Any circumstance which affects the actual landlord and the actual tenant, but
which would not affect the hypothetical lessor and lessee is irrelevant. I
agree that these circumstances include, but stress that they are not limited
to, the fact that it is unlikely that there will be more than one willing
lessee and that in October 1976, which was the relevant date, there was no
other property on the market which provided the accommodation and facilities
provided by the Walton Works.

I also agree
that the possibility of the parties’ failing to reach agreement is to be
disregarded–to borrow and adapt an immortal phrase ‘We are not interested in
the possibilities of a failure to reach agreement. They do not exist.’  But as the negotiations proceed each will be
considering whether it would not be better at a given level of rent to break
off the negotiations. True it is that they will resist these temptations, but
the extent to which they operate upon their respective minds will be reflected
in the rent which will, notionally, be agreed in the end.

My comments on
the respective contentions of the parties have involved some degree of
repetition because these contentions overlap in some respects. For this I
apologise.
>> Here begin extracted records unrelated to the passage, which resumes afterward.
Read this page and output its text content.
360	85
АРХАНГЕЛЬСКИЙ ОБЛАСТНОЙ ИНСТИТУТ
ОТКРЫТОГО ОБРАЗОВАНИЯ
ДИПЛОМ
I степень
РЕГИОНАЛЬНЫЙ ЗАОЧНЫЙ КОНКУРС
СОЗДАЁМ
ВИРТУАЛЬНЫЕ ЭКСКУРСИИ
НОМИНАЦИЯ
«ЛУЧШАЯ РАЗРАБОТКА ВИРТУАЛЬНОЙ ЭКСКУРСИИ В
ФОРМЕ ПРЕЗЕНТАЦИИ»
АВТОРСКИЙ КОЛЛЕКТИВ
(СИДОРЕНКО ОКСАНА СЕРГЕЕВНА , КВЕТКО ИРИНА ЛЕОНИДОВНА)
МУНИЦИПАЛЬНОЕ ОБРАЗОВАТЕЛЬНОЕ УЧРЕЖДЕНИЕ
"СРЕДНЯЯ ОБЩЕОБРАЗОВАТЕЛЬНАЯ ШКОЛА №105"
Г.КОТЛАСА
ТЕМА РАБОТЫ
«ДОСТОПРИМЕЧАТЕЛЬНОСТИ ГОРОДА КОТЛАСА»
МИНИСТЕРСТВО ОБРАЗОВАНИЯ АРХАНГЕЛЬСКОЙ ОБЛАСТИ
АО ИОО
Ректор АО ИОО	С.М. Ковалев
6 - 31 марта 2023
It will be seen that I do not wholly agree with either party’s
contentions and in some ways my disagreement is as much or more with what is
omitted than with what is included.

I have been
much pressed to decide in favour of one or other contention as this would avoid
a remission to the arbitrator with some degree of further delay and expense.
However, what is at stake is £225,000 per annum for a period of nine years–over
£2m. I am inclined to think that the views which I have96 expressed tend to support the landlord rather that the tenant, but I cannot be
sure that the arbitrator would adhere to his provisional assessment of £515,000
per annum if he were to read and apply those views. Justice therefore requires
that the award be remitted to him for the making of a final award. Let me
stress that he is completely free to adhere to the figure which he previously
thought was appropriate or to substitute any other figure. He has heard all the
evidence and I do not contemplate that he will require further evidence or
argument, although I do not wish to fetter his discretion in any respect.

I therefore
answer the question of law by holding that it is not correct to adopt wholly
the contentions of either party and that, within the scope of disagreement
indicated by the special case, the assumptions which should be made are those
set out in this judgment.

Note

An appeal from
the above decision of Donaldson J came before the Court of Appeal on November
11 1977. The Court of Appeal consisted of two judges only, this being
technically an interlocutory appeal. The judgment of the court was given by
Browne LJ at the invitation of Stephenson LJ. The court fully approved the
decision and reasoning of Donaldson J and rejected criticisms made on behalf of
the appellants. The appeal was dismissed with costs in the Court of Appeal and
the court below. Leave to appeal to the House of Lords was refused. It is not
proposed to report the Court of Appeal judgment. It may be noted that, following
the judgment of Donaldson J, the arbitrator, on September 22 1977, made an
award determining a rent of £515,000 per annum.